Vaccine advocacy 101

I recently finished a 2-year stint as an American Society for Microbiology Distinguished Lecturer. It’s an excellent program–ASM pays all travel expenses for lecturers, who speak at ASM Branch meetings throughout the country. I was able to attend Branch meetings from California and Washington in the West, to Massachusetts in the east, and south as far as El Paso, Texas, with many in-between. Each Lecturer selects several topics to speak on, and the Branch chooses from those which they want to hear. Mine included basic research (zoonotic disease, antibiotic resistance) as well as science outreach and advocacy topics (zombies, vaccines).

My talk on vaccines covered vaccine hesitancy and denial, the concerns some parents have regarding vaccination, and the way social media and celebrities contributed to the spread of vaccine misinformation. Inevitably, someone would ask in the Q&A or speak to me afterward inquiring, “But what can I do? I don’t feel I know enough about why people reject vaccines, and feel helpless to combat the fears and misinformation that is out there.” These were audiences of microbiologists and other types of infectious disease specialists–people who are very likely to be educated about vaccines and vaccine-preventable diseases, but who may not have followed the saga of disgraced former physician Andrew Wakefield, or aren’t familiar with the claims of the current anti-vaccine documentary, Vaxxed, or other common anti-vaccine talking points.

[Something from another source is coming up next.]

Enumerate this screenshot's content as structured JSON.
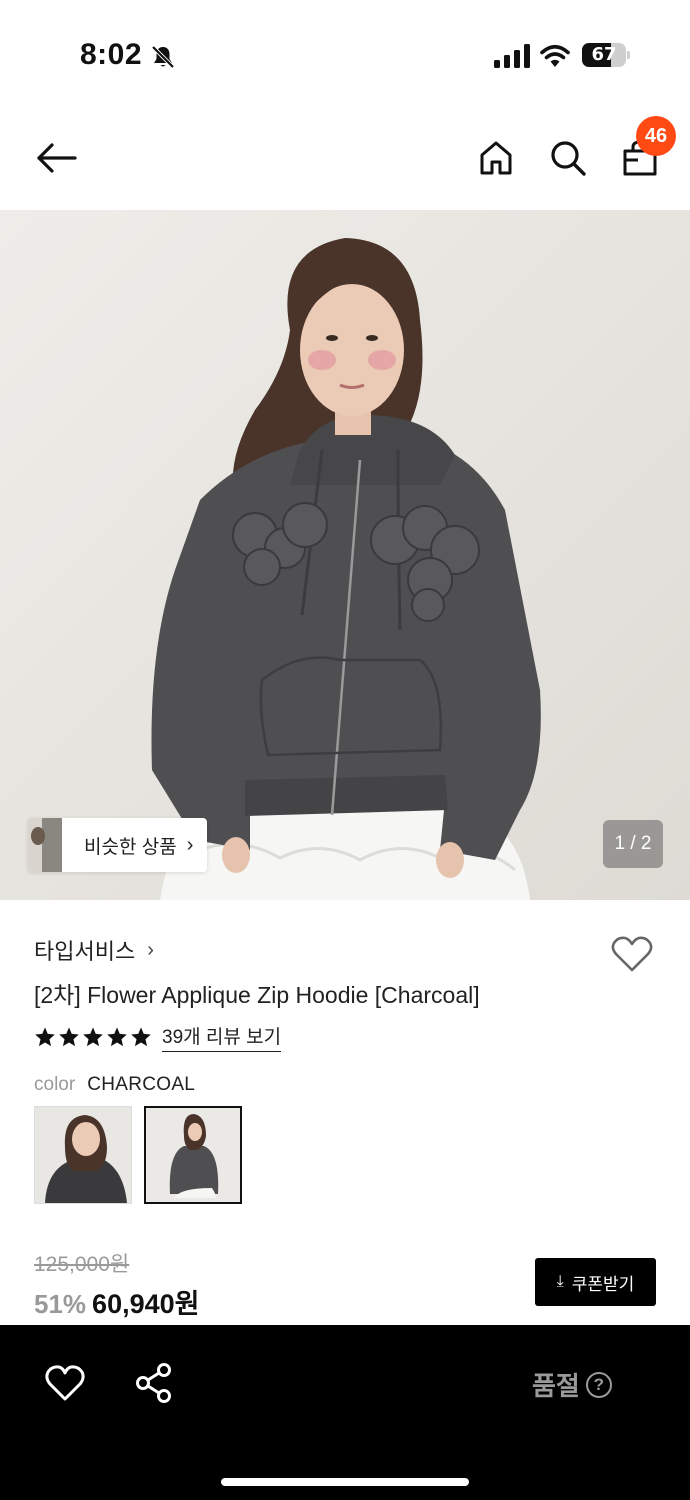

To help fill this gap, I recently published a paper in Open Forum Infectious Diseases,” Vaccine Rejection and Hesitancy: a Review and Call to Action.” As the title suggests, in it I give a brief overview of some of the figures in the anti-vax movement and the arguments they commonly use. I don’t go into rebuttals directly within the paper, but the supplemental information includes a subset of both anti-vax literature as well as several published rebuttals to them that interested individuals can look up.

I also briefly review the literature on vaccine hesitancy. Who fears or rejects vaccines, why do they do so, and how might we reach them to change their minds? This is really an area where many individuals, even if they’re educated about vaccines and infectious disease, lack a lot of background. As I note in the paper, many science-minded people still think that it’s enough to just educate people about vaccines properly, and that will be enough. While accurate information is indeed important, for many individuals on the vaccine-hesitant spectrum, it’s not only about misinformation, but also about group identity, previous experience with the health care field, and much more.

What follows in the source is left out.